New Hayward power plant delayed

The Associated Press
Monday May 20, 2002

Construction was slated to start this week, but now officials say it may not start at all 


HAYWARD – Plans to begin construction on a new power plant in Hayward this summer have been changed. 

Instead of construction beginning this summer, the plant now may not be built at all. 

Calpine’s planned 600-megawatt Russell City Energy Center will not be up for approval by the state Energy Commission until August at the earliest. 

The plant was pitched during the state’s energy crisis. But recent upheaval in the power market means the project is on hold. 

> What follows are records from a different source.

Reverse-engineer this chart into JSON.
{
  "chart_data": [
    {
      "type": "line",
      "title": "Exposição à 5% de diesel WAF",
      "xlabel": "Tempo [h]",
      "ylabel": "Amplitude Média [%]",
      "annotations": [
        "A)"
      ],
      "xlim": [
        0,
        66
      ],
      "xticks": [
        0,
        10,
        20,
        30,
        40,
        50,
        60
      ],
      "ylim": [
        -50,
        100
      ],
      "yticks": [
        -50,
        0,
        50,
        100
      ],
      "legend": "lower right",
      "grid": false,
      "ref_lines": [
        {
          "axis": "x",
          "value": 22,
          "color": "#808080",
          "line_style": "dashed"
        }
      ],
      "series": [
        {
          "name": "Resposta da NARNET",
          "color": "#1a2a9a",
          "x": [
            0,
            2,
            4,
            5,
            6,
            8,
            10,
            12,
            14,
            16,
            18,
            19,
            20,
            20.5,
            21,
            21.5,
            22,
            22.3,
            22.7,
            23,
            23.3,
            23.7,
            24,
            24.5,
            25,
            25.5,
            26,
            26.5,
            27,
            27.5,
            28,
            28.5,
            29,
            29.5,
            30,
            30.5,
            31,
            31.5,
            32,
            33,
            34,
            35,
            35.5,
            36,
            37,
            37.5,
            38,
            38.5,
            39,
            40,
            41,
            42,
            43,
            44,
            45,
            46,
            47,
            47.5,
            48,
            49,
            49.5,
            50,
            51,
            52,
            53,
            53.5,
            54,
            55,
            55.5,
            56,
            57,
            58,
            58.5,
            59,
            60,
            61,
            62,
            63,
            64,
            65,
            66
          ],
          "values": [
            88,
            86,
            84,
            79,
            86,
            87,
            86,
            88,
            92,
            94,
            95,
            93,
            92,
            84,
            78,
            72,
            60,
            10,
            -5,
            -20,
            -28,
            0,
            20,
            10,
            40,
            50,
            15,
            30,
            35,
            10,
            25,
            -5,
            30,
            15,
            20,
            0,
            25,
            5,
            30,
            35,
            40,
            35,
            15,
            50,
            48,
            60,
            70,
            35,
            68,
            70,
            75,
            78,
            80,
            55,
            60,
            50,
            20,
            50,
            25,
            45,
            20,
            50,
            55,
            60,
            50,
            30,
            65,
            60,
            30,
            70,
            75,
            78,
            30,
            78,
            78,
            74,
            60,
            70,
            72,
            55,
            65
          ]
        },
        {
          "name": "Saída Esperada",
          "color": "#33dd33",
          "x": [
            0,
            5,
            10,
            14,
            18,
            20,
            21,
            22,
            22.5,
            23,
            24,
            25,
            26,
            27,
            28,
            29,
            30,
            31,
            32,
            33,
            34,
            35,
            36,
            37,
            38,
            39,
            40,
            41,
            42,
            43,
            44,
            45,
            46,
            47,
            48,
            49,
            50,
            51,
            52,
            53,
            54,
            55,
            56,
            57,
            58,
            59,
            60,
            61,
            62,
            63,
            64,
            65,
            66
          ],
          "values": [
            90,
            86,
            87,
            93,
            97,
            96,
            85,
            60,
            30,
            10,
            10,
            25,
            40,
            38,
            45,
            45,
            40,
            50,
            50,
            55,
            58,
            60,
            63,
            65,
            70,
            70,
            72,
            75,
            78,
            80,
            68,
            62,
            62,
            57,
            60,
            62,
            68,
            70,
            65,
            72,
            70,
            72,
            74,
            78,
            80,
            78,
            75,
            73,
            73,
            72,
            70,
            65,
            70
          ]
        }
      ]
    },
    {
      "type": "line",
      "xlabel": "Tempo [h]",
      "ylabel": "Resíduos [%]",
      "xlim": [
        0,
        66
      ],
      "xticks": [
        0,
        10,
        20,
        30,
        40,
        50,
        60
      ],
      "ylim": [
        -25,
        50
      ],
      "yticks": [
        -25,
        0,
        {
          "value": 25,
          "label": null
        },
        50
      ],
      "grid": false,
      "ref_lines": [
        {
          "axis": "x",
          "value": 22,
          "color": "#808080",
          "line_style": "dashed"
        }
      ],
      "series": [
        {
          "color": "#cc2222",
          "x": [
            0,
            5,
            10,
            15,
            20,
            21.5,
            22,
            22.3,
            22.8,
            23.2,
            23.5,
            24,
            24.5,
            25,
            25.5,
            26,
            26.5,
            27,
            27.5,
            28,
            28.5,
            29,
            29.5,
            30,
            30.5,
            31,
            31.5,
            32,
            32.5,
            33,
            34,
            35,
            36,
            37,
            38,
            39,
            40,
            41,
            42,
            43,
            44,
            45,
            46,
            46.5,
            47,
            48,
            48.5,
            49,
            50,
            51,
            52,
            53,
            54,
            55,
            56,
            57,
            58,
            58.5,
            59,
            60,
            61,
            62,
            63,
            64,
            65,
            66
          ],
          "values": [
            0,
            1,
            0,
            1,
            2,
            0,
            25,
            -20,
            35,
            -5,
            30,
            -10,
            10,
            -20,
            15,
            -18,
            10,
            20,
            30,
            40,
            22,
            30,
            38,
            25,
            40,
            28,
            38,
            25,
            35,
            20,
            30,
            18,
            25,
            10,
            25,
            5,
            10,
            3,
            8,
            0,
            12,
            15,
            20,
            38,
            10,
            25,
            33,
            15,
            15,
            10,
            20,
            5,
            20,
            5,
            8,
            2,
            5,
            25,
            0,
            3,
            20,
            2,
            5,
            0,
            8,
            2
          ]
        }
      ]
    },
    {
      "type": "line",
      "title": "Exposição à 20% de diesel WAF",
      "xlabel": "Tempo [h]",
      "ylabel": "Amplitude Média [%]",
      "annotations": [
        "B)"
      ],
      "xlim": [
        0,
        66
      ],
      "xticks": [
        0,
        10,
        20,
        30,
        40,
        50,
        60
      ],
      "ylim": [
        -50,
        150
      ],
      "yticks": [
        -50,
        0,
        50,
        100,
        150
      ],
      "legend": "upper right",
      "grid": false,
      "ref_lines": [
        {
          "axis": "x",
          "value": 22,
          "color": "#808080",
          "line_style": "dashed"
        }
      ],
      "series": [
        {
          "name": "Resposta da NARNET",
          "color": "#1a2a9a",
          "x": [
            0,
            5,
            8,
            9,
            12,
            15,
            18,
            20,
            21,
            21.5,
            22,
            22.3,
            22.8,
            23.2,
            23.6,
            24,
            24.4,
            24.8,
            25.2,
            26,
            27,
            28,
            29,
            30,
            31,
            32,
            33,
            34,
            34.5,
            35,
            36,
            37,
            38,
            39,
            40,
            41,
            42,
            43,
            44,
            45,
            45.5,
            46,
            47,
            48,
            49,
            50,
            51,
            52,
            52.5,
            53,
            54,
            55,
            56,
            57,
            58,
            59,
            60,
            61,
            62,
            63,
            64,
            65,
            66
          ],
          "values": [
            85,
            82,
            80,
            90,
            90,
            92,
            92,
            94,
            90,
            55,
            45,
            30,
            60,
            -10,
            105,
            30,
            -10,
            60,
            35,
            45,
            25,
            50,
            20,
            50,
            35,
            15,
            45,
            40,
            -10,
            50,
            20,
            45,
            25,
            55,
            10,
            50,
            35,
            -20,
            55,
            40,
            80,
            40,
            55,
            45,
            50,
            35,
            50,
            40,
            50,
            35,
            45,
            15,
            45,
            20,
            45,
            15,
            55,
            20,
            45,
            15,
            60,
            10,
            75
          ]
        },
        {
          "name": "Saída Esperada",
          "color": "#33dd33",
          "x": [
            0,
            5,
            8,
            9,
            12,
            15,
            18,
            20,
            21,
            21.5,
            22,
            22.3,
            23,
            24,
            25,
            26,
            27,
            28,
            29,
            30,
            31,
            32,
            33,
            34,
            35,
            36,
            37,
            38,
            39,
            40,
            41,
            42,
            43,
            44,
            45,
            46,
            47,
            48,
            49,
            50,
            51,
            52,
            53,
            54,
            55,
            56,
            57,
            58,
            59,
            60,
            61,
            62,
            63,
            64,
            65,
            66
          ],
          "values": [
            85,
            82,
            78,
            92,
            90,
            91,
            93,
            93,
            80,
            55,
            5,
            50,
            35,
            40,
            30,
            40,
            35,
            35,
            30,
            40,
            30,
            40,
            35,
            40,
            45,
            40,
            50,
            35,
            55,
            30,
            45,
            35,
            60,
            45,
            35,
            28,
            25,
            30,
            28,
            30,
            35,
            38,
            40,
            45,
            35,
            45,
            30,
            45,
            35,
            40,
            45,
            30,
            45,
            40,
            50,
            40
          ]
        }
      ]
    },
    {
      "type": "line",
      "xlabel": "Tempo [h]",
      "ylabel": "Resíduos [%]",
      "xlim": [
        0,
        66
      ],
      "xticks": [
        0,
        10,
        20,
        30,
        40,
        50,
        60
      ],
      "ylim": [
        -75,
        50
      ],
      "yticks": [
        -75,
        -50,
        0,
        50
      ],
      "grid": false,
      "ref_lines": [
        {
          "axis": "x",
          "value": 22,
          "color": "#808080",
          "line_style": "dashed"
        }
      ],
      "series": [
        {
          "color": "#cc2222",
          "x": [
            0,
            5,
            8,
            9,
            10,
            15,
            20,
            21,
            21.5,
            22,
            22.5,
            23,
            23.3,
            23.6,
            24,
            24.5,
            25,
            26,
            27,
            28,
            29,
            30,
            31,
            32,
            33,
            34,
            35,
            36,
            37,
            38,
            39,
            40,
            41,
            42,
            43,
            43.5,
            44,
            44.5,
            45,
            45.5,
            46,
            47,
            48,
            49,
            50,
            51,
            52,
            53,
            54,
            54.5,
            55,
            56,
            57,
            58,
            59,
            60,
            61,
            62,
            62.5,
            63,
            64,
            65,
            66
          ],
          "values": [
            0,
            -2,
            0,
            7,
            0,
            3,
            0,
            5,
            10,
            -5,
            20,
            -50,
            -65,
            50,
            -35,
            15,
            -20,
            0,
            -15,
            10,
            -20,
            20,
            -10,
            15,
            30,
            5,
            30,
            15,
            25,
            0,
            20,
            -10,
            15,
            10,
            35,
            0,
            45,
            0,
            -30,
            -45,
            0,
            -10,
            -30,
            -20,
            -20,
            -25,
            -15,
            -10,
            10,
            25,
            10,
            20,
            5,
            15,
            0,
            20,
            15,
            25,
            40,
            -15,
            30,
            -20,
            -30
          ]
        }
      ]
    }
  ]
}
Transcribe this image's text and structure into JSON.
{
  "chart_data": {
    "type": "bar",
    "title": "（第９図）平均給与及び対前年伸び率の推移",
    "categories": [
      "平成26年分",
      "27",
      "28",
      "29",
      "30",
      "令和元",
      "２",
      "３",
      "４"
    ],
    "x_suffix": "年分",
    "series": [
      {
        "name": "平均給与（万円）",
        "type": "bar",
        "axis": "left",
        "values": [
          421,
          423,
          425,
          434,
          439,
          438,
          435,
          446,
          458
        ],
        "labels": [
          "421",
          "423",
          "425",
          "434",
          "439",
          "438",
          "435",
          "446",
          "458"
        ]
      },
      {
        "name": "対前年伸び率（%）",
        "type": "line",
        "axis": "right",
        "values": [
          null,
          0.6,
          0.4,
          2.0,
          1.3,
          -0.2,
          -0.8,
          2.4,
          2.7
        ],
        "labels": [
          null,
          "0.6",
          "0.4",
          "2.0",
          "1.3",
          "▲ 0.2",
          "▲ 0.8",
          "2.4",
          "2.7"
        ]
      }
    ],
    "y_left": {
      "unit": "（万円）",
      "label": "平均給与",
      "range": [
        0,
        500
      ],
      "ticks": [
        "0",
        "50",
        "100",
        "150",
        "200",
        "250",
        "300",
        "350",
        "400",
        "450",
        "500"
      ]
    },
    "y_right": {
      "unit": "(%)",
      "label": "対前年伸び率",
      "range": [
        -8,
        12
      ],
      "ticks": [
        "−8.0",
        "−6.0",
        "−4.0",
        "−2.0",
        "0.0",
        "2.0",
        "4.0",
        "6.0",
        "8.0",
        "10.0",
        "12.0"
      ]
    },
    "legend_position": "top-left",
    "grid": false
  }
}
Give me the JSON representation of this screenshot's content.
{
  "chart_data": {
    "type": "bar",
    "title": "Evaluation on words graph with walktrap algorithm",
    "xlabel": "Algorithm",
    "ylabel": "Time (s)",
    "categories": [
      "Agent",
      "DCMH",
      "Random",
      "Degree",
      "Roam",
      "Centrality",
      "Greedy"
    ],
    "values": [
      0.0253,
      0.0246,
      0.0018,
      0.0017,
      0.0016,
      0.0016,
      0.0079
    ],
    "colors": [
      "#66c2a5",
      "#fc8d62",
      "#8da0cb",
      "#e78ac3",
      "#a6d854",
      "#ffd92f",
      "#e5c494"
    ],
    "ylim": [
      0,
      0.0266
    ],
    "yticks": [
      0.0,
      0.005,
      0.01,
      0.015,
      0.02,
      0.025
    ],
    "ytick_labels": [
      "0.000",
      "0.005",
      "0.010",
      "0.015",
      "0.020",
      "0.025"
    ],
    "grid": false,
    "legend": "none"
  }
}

“What changed? Where do we start?” said Calpine spokesman Kent Robertson. “The energy crisis has taken an odd turn and turned the power market upside down.” 

Calpine isn’t sure now whether it would be able to get the $300 million dollars in investment backing to cover construction costs. 

If it were built, the new plant would plug into PG&E’s Eastshore substation. Preliminary studies show that the transmission lines may not be able to handle the proposed plant’s production under certain circumstances. 

The Energy Commission and the Independent Service Operator suggest that replacing the lines would be the best way to address the load problems, according to the commission’s report. 

The approval process has also been somewhat hampered by a disagreement over what improvements Calpine would make to surrounding wetlands in the area.